Going beyond the question,  we also consider here the filter structure at hand.  In the diagram,  the encoder considered here is shown as coder  $\rm A$  on the left.

  • This is systematic like the encoder  $\rm B$.  But,  unlike encoder  $\rm B$,  it is based on a non-recursive filter.
  • The encoder  $\rm C$  has also a non-recursive structure,  but it is not systematic.  The equivalent systematic representation of encoder  $\rm C$  is encoder  $\rm B$.

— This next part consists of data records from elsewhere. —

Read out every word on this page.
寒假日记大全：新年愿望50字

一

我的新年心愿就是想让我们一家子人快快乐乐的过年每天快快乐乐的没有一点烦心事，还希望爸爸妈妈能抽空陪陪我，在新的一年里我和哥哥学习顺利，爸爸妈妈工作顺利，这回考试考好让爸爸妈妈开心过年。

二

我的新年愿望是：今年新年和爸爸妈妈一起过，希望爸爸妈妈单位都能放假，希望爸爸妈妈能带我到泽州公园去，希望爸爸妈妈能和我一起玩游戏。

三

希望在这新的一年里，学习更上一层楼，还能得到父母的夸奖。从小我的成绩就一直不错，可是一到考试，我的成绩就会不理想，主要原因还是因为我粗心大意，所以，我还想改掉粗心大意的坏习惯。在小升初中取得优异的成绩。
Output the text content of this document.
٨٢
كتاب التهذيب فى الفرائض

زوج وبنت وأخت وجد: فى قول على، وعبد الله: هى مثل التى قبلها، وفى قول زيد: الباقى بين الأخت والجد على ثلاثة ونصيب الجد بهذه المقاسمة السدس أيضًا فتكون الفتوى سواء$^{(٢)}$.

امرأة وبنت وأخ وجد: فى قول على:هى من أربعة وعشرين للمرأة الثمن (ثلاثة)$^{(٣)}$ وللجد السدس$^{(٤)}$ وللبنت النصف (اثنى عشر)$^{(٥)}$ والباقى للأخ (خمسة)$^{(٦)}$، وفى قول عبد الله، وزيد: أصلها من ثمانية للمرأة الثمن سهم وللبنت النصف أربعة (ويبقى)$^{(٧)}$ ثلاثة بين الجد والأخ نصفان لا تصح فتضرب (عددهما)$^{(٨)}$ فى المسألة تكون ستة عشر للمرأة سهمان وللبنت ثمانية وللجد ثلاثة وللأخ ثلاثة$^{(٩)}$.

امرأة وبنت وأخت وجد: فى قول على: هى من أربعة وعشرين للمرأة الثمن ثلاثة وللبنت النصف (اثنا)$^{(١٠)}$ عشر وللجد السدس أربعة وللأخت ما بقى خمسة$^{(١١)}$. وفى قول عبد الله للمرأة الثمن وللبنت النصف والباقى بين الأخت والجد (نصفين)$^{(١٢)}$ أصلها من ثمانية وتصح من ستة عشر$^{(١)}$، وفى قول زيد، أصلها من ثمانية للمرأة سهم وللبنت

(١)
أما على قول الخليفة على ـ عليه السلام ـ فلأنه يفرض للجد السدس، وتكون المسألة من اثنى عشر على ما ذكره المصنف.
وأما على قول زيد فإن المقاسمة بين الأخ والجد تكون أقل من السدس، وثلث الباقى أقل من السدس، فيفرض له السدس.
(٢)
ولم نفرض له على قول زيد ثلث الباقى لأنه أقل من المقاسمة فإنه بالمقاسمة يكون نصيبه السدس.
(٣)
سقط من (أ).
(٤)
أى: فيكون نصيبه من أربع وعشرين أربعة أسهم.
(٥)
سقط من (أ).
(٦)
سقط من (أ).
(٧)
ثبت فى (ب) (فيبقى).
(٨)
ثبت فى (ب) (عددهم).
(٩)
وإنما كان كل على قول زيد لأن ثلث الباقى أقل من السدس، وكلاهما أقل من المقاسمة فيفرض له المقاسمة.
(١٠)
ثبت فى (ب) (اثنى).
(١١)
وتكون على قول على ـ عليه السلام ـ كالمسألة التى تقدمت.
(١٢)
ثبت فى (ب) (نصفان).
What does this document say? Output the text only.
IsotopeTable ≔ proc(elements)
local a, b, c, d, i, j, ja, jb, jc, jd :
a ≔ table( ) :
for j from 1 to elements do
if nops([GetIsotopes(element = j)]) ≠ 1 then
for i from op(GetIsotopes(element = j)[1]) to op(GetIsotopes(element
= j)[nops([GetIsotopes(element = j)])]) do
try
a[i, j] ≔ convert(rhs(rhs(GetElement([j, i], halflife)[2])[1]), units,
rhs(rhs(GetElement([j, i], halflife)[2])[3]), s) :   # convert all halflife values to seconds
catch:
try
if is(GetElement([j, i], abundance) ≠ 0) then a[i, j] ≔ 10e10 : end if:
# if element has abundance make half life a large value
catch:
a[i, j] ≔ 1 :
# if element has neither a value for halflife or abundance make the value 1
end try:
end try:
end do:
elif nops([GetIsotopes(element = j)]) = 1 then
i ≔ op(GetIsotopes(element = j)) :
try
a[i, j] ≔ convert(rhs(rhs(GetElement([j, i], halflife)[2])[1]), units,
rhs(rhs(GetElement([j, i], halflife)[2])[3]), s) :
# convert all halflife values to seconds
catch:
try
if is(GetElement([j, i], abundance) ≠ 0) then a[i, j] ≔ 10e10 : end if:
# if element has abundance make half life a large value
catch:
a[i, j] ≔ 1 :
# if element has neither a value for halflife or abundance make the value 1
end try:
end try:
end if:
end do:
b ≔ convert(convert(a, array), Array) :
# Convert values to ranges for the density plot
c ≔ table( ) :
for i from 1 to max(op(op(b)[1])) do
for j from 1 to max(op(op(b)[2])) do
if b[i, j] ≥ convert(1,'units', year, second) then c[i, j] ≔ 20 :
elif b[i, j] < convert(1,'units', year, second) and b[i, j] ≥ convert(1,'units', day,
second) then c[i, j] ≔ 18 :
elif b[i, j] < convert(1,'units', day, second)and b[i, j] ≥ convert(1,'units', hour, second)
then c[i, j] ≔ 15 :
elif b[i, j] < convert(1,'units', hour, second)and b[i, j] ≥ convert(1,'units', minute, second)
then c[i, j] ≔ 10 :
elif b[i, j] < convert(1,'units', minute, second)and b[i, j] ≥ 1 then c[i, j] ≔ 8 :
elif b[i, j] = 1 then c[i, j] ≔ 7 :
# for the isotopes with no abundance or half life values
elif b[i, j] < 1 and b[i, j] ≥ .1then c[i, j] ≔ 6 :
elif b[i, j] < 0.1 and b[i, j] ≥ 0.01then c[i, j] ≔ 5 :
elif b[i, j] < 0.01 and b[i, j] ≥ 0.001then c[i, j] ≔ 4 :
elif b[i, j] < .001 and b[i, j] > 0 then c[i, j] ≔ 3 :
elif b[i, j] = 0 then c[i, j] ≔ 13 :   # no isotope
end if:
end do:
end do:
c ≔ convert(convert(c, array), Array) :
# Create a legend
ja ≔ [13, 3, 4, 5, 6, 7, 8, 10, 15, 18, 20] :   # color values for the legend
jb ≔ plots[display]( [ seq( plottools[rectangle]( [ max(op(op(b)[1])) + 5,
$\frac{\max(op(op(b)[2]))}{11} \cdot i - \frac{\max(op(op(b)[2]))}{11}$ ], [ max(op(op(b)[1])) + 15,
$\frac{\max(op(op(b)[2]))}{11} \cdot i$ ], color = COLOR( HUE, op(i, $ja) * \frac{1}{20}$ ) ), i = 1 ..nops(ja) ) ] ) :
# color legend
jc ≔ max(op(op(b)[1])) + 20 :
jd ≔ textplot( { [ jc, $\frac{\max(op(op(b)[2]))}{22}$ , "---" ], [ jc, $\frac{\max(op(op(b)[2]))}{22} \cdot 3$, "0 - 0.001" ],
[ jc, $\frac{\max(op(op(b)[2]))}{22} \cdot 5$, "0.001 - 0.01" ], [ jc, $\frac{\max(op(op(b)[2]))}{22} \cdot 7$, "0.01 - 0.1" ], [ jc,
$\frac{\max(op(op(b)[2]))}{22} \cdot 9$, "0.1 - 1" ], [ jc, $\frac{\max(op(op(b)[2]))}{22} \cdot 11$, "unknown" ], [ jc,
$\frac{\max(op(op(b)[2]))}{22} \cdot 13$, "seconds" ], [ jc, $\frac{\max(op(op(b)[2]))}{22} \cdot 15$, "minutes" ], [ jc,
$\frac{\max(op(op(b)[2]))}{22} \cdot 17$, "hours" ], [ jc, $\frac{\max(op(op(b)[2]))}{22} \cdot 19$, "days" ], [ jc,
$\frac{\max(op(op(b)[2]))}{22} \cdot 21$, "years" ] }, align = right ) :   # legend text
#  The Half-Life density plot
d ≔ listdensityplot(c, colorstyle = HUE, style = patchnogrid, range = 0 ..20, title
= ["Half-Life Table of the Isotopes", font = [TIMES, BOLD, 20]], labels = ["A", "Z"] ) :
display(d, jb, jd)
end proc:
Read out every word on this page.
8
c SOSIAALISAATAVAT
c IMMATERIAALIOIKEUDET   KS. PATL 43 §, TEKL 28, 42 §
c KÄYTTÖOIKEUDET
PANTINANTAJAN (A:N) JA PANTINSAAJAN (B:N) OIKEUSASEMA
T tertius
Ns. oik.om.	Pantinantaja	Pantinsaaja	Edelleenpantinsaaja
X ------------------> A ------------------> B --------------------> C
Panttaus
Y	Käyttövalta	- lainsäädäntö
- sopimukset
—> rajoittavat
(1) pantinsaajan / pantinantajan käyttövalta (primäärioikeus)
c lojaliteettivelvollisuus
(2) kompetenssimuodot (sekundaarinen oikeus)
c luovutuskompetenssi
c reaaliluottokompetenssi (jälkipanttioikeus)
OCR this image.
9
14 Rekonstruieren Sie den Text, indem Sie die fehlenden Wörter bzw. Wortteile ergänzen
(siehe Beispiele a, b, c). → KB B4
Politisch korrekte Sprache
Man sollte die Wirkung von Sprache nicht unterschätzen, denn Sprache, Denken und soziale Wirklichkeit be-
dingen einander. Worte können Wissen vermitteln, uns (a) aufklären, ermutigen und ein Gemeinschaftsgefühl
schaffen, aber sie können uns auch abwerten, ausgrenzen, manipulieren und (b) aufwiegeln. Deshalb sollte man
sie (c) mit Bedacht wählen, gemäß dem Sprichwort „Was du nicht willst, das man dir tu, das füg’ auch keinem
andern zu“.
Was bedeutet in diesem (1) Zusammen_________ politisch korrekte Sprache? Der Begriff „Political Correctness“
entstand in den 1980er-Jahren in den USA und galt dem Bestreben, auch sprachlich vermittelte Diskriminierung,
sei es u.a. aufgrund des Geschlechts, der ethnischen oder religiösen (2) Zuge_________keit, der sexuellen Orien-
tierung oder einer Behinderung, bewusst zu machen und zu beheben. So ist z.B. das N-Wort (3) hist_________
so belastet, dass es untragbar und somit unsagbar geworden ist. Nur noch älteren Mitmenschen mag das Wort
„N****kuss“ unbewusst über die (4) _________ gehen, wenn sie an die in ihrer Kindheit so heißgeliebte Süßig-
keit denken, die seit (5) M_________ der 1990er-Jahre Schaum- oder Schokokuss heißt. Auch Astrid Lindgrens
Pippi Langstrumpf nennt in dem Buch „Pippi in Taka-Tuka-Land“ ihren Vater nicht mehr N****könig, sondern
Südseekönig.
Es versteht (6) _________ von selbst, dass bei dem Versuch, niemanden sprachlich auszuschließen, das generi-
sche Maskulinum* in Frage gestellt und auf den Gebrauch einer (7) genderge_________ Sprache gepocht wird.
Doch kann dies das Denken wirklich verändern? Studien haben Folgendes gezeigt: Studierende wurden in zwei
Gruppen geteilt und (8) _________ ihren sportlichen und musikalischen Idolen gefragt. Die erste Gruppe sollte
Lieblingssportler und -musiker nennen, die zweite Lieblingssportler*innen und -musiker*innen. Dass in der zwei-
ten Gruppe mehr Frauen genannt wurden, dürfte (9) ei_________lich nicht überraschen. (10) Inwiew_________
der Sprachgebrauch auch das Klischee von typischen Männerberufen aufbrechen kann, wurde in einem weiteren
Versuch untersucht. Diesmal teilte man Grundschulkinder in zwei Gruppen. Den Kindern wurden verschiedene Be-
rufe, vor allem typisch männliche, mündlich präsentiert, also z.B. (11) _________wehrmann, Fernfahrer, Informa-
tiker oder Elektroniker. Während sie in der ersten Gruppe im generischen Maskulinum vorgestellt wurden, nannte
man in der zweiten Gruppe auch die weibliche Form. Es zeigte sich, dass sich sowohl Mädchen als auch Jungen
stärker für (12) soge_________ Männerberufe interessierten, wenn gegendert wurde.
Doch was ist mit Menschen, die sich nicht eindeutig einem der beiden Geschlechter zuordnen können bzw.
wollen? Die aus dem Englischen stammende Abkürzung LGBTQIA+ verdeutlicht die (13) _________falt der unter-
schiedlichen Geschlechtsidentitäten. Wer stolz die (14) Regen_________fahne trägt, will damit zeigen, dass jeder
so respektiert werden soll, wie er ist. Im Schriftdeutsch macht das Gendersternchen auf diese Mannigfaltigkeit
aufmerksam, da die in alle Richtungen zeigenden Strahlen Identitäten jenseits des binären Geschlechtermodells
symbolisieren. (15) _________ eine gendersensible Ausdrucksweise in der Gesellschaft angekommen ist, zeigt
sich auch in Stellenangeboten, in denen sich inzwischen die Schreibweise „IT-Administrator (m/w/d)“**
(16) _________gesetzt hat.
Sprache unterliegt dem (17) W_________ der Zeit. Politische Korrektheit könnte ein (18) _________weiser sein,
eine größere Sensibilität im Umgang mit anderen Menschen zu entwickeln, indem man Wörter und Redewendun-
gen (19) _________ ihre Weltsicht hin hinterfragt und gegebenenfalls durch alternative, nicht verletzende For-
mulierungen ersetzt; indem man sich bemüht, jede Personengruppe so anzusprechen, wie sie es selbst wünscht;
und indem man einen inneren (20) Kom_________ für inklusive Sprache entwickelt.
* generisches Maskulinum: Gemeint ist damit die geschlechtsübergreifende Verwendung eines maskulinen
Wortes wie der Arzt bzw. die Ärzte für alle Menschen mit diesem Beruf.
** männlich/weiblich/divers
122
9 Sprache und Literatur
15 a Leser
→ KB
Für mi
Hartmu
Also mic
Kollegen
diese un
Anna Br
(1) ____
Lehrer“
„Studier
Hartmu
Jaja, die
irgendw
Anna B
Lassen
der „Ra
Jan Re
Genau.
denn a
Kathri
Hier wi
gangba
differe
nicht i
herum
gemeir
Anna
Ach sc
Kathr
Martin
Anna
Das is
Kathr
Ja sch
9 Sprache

(4)  Correct are the  proposed solutions 2 and 3:

  • The exercise could be solved in the same way as subtask  (2).  However,  we choose here for a change the way about the $D$–transform:
$$\underline{u}= (\hspace{0.05cm}1\hspace{0.05cm},\hspace{0.05cm} 0\hspace{0.05cm},\hspace{0.05cm} 1\hspace{0.05cm},\hspace{0.05cm} 0\hspace{0.05cm},\hspace{0.05cm} 0\hspace{0.05cm},\hspace{0.05cm} 1\hspace{0.05cm}) \quad \circ\!\!-\!\!\!-^{\hspace{-0.25cm}D}\!\!\!-\!\!\bullet\quad U(D) = 1+ D^2 + D^5$$
$$\Rightarrow \hspace{0.3cm} P(D) \hspace{-0.15cm} \ = \ \hspace{-0.15cm} U(D) \cdot G(D) = (1+ D^2 + D^5) \cdot (1+ D^2 ) =1+ D^2 + D^5 + D^2 + D^4 + D^7 = 1+ D^4 + D^5 + D^7$$
$$\Rightarrow \hspace{0.3cm} \underline{p}= (\hspace{0.05cm}1\hspace{0.05cm},\hspace{0.05cm} 0\hspace{0.05cm},\hspace{0.05cm} 0\hspace{0.05cm},\hspace{0.05cm} 0\hspace{0.05cm},\hspace{0.05cm} 1\hspace{0.05cm},\hspace{0.05cm} 1\hspace{0.05cm},\hspace{0.05cm} 0\hspace{0.05cm},\hspace{0.05cm} 1\hspace{0.05cm})\hspace{0.05cm}.$$


(5)  The free distance  $d_{\rm F}$  of a convolutional encoder is equal to the minimum number of bits by which any two sequences of this code differ.

  • If we take as a reference the zero sequence  $\underline{0}\ \Rightarrow \ S_0 → S_0 → S_0 → S_0 → \ \text{ ...} \ $,    as is commonly done then  $d_{\rm F}$  is simultaneously obtained as the minimum Hamming weight  $($number of  "ones"$)$  of an admissible encoded sequence  $\underline{x} ≠ \underline{0}$.
  • From the state transition diagram,  we can see that the free distance e.g. is given by the path
$$ S_0 → S_0 → S_1 → S_2 → S_0 → S_0 → \text{ ...}$$
thus identified by the encoded sequence  $00 \hspace{0.1cm} 11 \hspace{0.1cm} 00 \hspace{0.1cm} 01 \hspace{0.1cm} 00 \text{ ...} \ .$
  • Accordingly,  for the free distance of this non-recursive code   ⇒   $\hspace{0.2cm} d_{\rm F} \ \underline{= 3}$.